Como a desigualdade econômica afeta a qualidade do sono e a necessidade de medicalização: um retrato das questões estruturais.

Dormir em pé no ônibus: uma habilidade desenvolvida por muitos que passam horas a fio no transporte público. Com a mochila entre as pernas, uma mão firmemente agarrada à barra vertical de apoio e a cabeça apoiada no braço, é possível dormir profundamente, até mesmo sonhar. Compartilhando essa técnica com amigos, percebi que não estava sozinho nessa habilidade peculiar.

No entanto, recentemente descobri que além do dinheiro, os ricos têm algo mais que nós: a qualidade do sono. Pesquisas demonstraram que apenas 55% das pessoas vivendo abaixo da linha da pobreza dormiam entre sete e oito horas por noite. Esse número aumenta para 66,6% entre aqueles que ganham 400% acima da linha da pobreza.

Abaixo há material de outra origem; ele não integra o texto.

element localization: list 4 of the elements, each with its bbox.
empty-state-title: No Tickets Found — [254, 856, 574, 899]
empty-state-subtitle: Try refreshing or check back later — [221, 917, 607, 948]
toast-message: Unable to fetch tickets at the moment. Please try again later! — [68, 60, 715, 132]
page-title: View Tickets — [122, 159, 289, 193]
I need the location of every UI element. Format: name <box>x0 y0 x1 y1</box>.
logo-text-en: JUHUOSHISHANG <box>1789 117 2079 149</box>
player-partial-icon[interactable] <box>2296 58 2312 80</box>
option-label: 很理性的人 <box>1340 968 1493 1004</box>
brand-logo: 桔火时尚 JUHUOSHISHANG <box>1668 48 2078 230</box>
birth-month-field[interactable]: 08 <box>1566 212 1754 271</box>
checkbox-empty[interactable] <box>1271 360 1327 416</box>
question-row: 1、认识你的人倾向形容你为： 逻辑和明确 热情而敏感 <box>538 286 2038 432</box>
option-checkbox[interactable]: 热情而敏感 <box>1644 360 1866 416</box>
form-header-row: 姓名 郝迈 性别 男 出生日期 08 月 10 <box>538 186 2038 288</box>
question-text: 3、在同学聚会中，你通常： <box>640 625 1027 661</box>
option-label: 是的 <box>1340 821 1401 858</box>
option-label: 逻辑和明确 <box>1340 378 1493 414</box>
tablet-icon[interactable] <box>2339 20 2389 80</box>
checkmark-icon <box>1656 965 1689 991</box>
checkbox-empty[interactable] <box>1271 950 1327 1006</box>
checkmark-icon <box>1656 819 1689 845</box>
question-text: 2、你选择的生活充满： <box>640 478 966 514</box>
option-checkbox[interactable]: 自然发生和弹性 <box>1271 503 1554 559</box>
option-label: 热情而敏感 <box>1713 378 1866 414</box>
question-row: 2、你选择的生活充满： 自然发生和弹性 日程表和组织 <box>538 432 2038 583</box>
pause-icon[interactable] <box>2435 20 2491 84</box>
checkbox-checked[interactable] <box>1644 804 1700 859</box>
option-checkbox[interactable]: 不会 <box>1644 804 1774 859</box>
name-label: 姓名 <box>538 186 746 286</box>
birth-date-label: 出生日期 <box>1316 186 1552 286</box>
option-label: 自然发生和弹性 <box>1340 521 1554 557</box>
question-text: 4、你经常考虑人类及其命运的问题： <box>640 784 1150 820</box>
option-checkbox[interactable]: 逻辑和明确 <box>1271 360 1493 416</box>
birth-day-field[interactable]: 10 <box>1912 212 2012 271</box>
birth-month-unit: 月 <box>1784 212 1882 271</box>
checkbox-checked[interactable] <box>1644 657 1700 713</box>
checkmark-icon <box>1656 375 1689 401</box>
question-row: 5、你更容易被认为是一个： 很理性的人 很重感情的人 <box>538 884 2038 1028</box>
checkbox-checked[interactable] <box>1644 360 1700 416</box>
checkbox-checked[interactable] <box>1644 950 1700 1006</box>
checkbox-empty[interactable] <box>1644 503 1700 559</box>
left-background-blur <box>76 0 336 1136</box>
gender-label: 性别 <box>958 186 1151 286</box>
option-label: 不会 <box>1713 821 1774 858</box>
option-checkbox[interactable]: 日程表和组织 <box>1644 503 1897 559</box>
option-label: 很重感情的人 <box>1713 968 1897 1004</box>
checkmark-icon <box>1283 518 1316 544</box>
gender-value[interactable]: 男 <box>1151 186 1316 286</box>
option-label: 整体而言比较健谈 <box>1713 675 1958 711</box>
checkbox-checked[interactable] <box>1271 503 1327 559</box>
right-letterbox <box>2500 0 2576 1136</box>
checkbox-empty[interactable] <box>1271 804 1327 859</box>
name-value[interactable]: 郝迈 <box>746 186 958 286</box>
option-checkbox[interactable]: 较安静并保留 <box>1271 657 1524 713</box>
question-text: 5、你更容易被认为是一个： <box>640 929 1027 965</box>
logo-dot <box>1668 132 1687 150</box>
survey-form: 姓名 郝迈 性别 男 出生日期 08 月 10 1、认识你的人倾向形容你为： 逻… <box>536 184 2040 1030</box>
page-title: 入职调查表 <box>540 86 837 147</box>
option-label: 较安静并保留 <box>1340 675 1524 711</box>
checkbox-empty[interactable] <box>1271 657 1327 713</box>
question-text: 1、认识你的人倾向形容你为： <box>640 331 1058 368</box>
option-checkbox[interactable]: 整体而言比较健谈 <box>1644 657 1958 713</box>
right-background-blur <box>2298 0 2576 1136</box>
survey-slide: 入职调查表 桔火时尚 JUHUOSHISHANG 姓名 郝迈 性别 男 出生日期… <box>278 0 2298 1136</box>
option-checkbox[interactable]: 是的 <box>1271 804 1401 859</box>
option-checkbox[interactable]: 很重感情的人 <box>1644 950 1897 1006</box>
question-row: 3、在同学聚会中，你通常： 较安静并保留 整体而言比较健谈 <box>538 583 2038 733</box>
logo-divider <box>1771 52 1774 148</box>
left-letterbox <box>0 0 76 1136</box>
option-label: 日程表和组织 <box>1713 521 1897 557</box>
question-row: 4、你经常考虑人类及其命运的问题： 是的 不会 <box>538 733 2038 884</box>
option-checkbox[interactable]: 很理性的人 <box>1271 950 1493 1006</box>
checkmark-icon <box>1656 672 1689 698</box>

No Brasil, uma pesquisa realizada pelo Datafolha revelou que a qualidade do sono dos brasileiros está diretamente relacionada com o nível de educação e a crise econômica. Aqueles com curso superior têm um descanso melhor, enquanto a piora do sono é atribuída à crise econômica, aumento do desemprego e medo de assaltos.

O deslocamento entre casa e trabalho também é apontado como um fator que prejudica o sono da população mais pobre. Aqueles com menor renda acordam mais cedo e dormem mais tarde, o que impacta negativamente em sua eficiência no trabalho e na escola.

Além disso, a pesquisa do Datafolha mostrou que as mulheres têm mais queixas em relação à qualidade do sono, especialmente após os 60 anos. Como a qualidade do sono se deteriora com a idade, as avaliações mais positivas são encontradas na faixa etária dos 16 aos 34 anos, enquanto sono ruim ou péssimo é mais comum entre os idosos.

No entanto, os problemas relacionados ao sono não param por aí. O aquecimento global também afeta o descanso dos mais pobres. Temperaturas extremas, tanto altas quanto baixas, prejudicam o sono, e são as populações de menor renda que são mais afetadas pelas mudanças climáticas. A falta de recursos financeiros torna a instalação de ar-condicionado e aquecedores quase inacessível.

Essa situação revela mais um efeito do racismo ambiental, uma vez que as populações mais prejudicadas pela destruição do meio ambiente são aquelas que foram historicamente oprimidas pelo colonialismo. Os países ricos, responsáveis pela maior parte da emissão de gases de efeito estufa, conquistaram sua riqueza às custas da crise climática, enquanto os países pobres sofrem de forma mais intensa os efeitos dessa crise.

Em relação à pandemia de COVID-19, pesquisas mostraram que as condições sociais e econômicas têm impacto direto nos problemas relacionados ao sono. A incerteza em relação à manutenção do emprego e a diminuição da renda são fatores que afetam a saúde mental da população e podem resultar em distúrbios de sono, como a insônia.

É preocupante observar o aumento do uso de medicações para dormir desde o início da pandemia. Em 2020, a comercialização de psicofármacos aumentou 17%, com destaque para o aumento de 113% no consumo do zolpidem. A medicalização do sono pode ser uma solução temporária, mas não aborda as questões estruturais que afetam a qualidade do sono da população.

Dormir melhor é fácil quando não se tem que se preocupar com a falta de comida, com longos deslocamentos diários ou com a segurança da própria casa. Portanto, é importante questionar se a medicalização é realmente a solução para um problema tão enraizado na desigualdade social e econômica.

Por fim, é preciso destacar que este conteúdo representa uma coluna de opinião, refletindo as ideias do autor e não do veículo de comunicação.